La Seyne-sur-Mer

► Portes ouvertes chez les conchyliculteurs de Tamaris.- Il y a deux mois, la baie de Tamaris a connu une situation exceptionnelle et inédite avec une contamination au norovirus intervenue dans un contexte de concordance de phénomènes exceptionnels (fort pic de gastro-entérites hivernales et un épisode pluvieux intense).
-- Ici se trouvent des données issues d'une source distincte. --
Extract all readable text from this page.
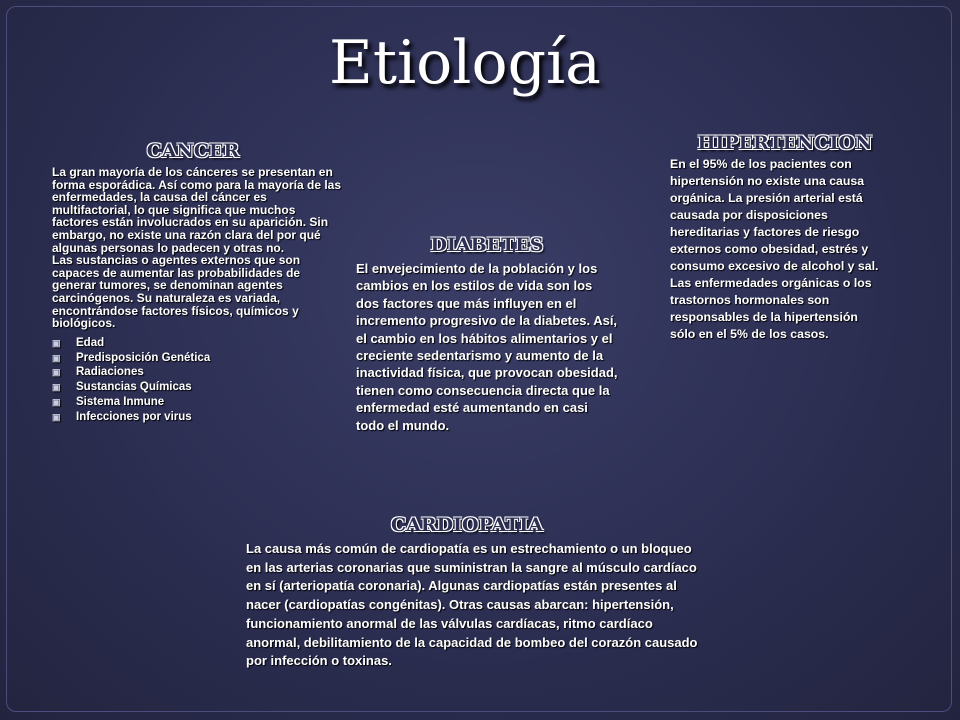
Etiología
CANCER

La gran mayoría de los cánceres se presentan en forma esporádica. Así como para la mayoría de las enfermedades, la causa del cáncer es multifactorial, lo que significa que muchos factores están involucrados en su aparición. Sin embargo, no existe una razón clara del por qué algunas personas lo padecen y otras no.

Las sustancias o agentes externos que son capaces de aumentar las probabilidades de generar tumores, se denominan agentes carcinógenos. Su naturaleza es variada, encontrándose factores físicos, químicos y biológicos.

▣ Edad
▣ Predisposición Genética
▣ Radiaciones
▣ Sustancias Químicas
▣ Sistema Inmune
▣ Infecciones por virus
DIABETES

El envejecimiento de la población y los cambios en los estilos de vida son los dos factores que más influyen en el incremento progresivo de la diabetes. Así, el cambio en los hábitos alimentarios y el creciente sedentarismo y aumento de la inactividad física, que provocan obesidad, tienen como consecuencia directa que la enfermedad esté aumentando en casi todo el mundo.

HIPERTENCION

En el 95% de los pacientes con hipertensión no existe una causa orgánica. La presión arterial está causada por disposiciones hereditarias y factores de riesgo externos como obesidad, estrés y consumo excesivo de alcohol y sal. Las enfermedades orgánicas o los trastornos hormonales son responsables de la hipertensión sólo en el 5% de los casos.

CARDIOPATIA

La causa más común de cardiopatía es un estrechamiento o un bloqueo en las arterias coronarias que suministran la sangre al músculo cardíaco en sí (arteriopatía coronaria). Algunas cardiopatías están presentes al nacer (cardiopatías congénitas). Otras causas abarcan: hipertensión, funcionamiento anormal de las válvulas cardíacas, ritmo cardíaco anormal, debilitamiento de la capacidad de bombeo del corazón causado por infección o toxinas.
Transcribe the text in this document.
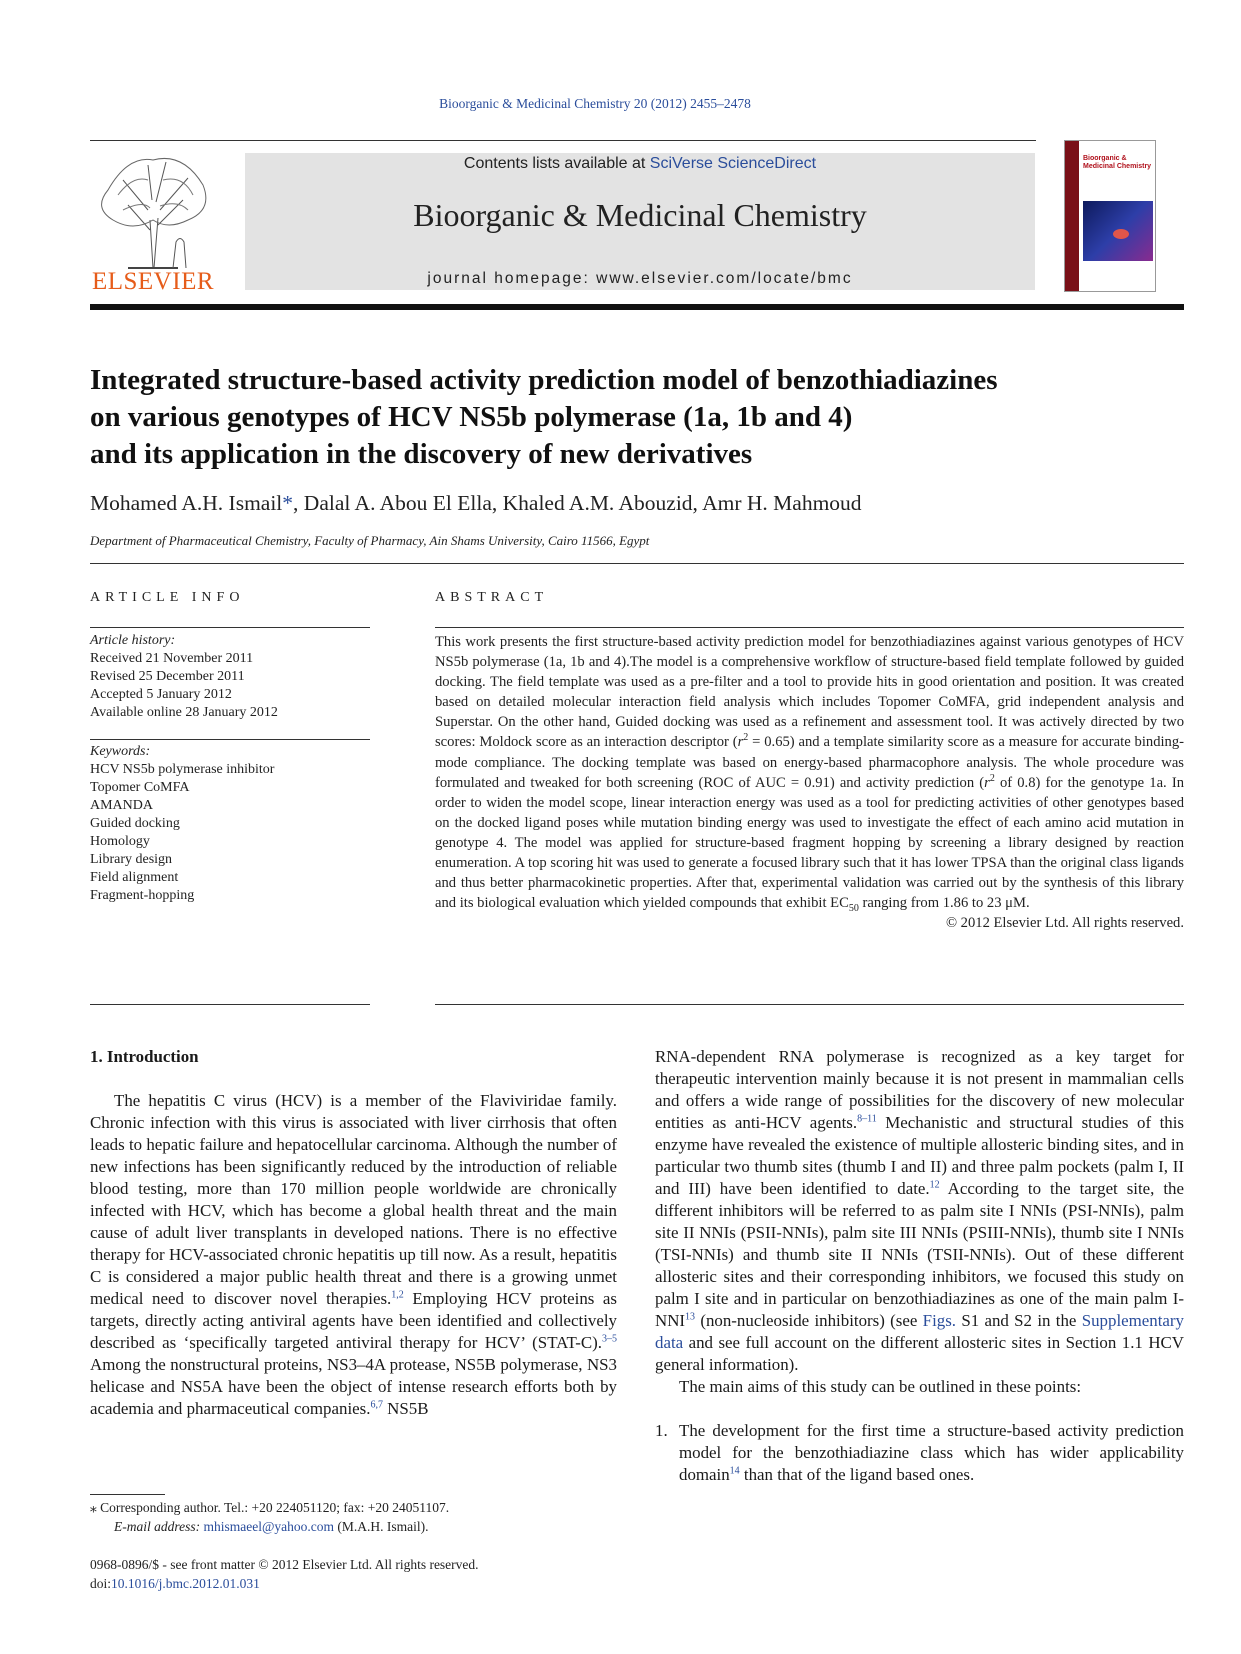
Bioorganic & Medicinal Chemistry 20 (2012) 2455–2478
ELSEVIER
Contents lists available at SciVerse ScienceDirect
Bioorganic & Medicinal Chemistry
journal homepage: www.elsevier.com/locate/bmc
Bioorganic & Medicinal Chemistry
Integrated structure-based activity prediction model of benzothiadiazines
on various genotypes of HCV NS5b polymerase (1a, 1b and 4)
and its application in the discovery of new derivatives
Mohamed A.H. Ismail*, Dalal A. Abou El Ella, Khaled A.M. Abouzid, Amr H. Mahmoud
Department of Pharmaceutical Chemistry, Faculty of Pharmacy, Ain Shams University, Cairo 11566, Egypt
ARTICLE INFO	ABSTRACT
Article history:
Received 21 November 2011
Revised 25 December 2011
Accepted 5 January 2012
Available online 28 January 2012
Keywords:
HCV NS5b polymerase inhibitor
Topomer CoMFA
AMANDA
Guided docking
Homology
Library design
Field alignment
Fragment-hopping
This work presents the first structure-based activity prediction model for benzothiadiazines against various genotypes of HCV NS5b polymerase (1a, 1b and 4).The model is a comprehensive workflow of structure-based field template followed by guided docking. The field template was used as a pre-filter and a tool to provide hits in good orientation and position. It was created based on detailed molecular interaction field analysis which includes Topomer CoMFA, grid independent analysis and Superstar. On the other hand, Guided docking was used as a refinement and assessment tool. It was actively directed by two scores: Moldock score as an interaction descriptor $(r^2 = 0.65)$ and a template similarity score as a measure for accurate binding-mode compliance. The docking template was based on energy-based pharmacophore analysis. The whole procedure was formulated and tweaked for both screening (ROC of AUC = 0.91) and activity prediction ($r^2$ of 0.8) for the genotype 1a. In order to widen the model scope, linear interaction energy was used as a tool for predicting activities of other genotypes based on the docked ligand poses while mutation binding energy was used to investigate the effect of each amino acid mutation in genotype 4. The model was applied for structure-based fragment hopping by screening a library designed by reaction enumeration. A top scoring hit was used to generate a focused library such that it has lower TPSA than the original class ligands and thus better pharmacokinetic properties. After that, experimental validation was carried out by the synthesis of this library and its biological evaluation which yielded compounds that exhibit $EC_{50}$ ranging from 1.86 to 23 μM.
© 2012 Elsevier Ltd. All rights reserved.
1. Introduction

The hepatitis C virus (HCV) is a member of the Flaviviridae family. Chronic infection with this virus is associated with liver cirrhosis that often leads to hepatic failure and hepatocellular carcinoma. Although the number of new infections has been significantly reduced by the introduction of reliable blood testing, more than 170 million people worldwide are chronically infected with HCV, which has become a global health threat and the main cause of adult liver transplants in developed nations. There is no effective therapy for HCV-associated chronic hepatitis up till now. As a result, hepatitis C is considered a major public health threat and there is a growing unmet medical need to discover novel therapies.$^{1,2}$ Employing HCV proteins as targets, directly acting antiviral agents have been identified and collectively described as ‘specifically targeted antiviral therapy for HCV’ (STAT-C).$^{3-5}$ Among the nonstructural proteins, NS3–4A protease, NS5B polymerase, NS3 helicase and NS5A have been the object of intense research efforts both by academia and pharmaceutical companies.$^{6,7}$ NS5B

RNA-dependent RNA polymerase is recognized as a key target for therapeutic intervention mainly because it is not present in mammalian cells and offers a wide range of possibilities for the discovery of new molecular entities as anti-HCV agents.$^{8-11}$ Mechanistic and structural studies of this enzyme have revealed the existence of multiple allosteric binding sites, and in particular two thumb sites (thumb I and II) and three palm pockets (palm I, II and III) have been identified to date.$^{12}$ According to the target site, the different inhibitors will be referred to as palm site I NNIs (PSI-NNIs), palm site II NNIs (PSII-NNIs), palm site III NNIs (PSIII-NNIs), thumb site I NNIs (TSI-NNIs) and thumb site II NNIs (TSII-NNIs). Out of these different allosteric sites and their corresponding inhibitors, we focused this study on palm I site and in particular on benzothiadiazines as one of the main palm I-NNI$^{13}$ (non-nucleoside inhibitors) (see Figs. S1 and S2 in the Supplementary data and see full account on the different allosteric sites in Section 1.1 HCV general information).

The main aims of this study can be outlined in these points:

1. The development for the first time a structure-based activity prediction model for the benzothiadiazine class which has wider applicability domain$^{14}$ than that of the ligand based ones.
⁎ Corresponding author. Tel.: +20 224051120; fax: +20 24051107.
E-mail address: mhismaeel@yahoo.com (M.A.H. Ismail).
0968-0896/$ - see front matter © 2012 Elsevier Ltd. All rights reserved.
doi:10.1016/j.bmc.2012.01.031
Bien que ce risque intervienne essentiellement en hiver, les conchyliculteurs de Tamaris renforcent désormais leur dispositif de vigilance, avec des actions concrètes menées directement dans leurs exploitations : suivi des épidémies de gastro-entérites via le réseau Sentinelles, surveillance des épisodes météo intenses et renforcement des auto-contrôles sur les coquillages.
La période trouble est passée et afin de renouer le lien avec leur clientèle, d’ouvrir en toute transparence leurs exploitations et partager leur amour de la mer, les conchyliculteurs de Tamaris proposent de redécouvrir leur savoir-faire ce week-end. Samedi et dimanche, de 10h à 14h, ils seront présents dans leurs Mas pour faire découvrir leur métier et partager leur travail autour des coquillages. Les visiteurs pourront déguster sur place les coquillages en compagnie des conchyliculteurs. Assiette de 6 huîtres – 12 €
Les conchyliculteurs de Tamaris : Aqua Seb Production (Sébastien Pasta), Coquillages du Sud (Martial Hourdequin), Coquillages Giol (Jean-Christophe Giol), Coquillages Gagnot (Julien Gagnot), L’Authentik de Tamaris (Yannick Le Corre), les Loups d’Or (Jérémy Vantouroux), Pierre et le Loup (Pierre Balmitgere et Benoît Verron).

Marseille

Boca Boissons et Jero Wines participeront au Sirha Méditerranée 2026, qui se tiendra du 15 au 17 mars au parc Chanot à Marseille. Les deux entreprises disposeront d’un espace d’exposition de 48 m², pensé pour accueillir les visiteurs dans un cadre convivial et propice aux échanges. Cet espace permettra de mettre en avant une sélection de vins et spiritueux, tout en offrant aux visiteurs l’opportunité de découvrir de nouvelles références. Les visiteurs pourront également profiter de déjeuners animés par des chefs reconnus, venant accompagner les dégustations et enrichir les échanges avec les prospects et clients présents sur le stand. Ces moments conviviaux permettront de favoriser les rencontres et de valoriser les vins et spiritueux présentés. À travers cette présence au salon, les deux entreprises souhaitent mettre en lumière leurs partenaires et valoriser les domaines sélectionnés, dans un environnement professionnel à la fois qualitatif et ciblé.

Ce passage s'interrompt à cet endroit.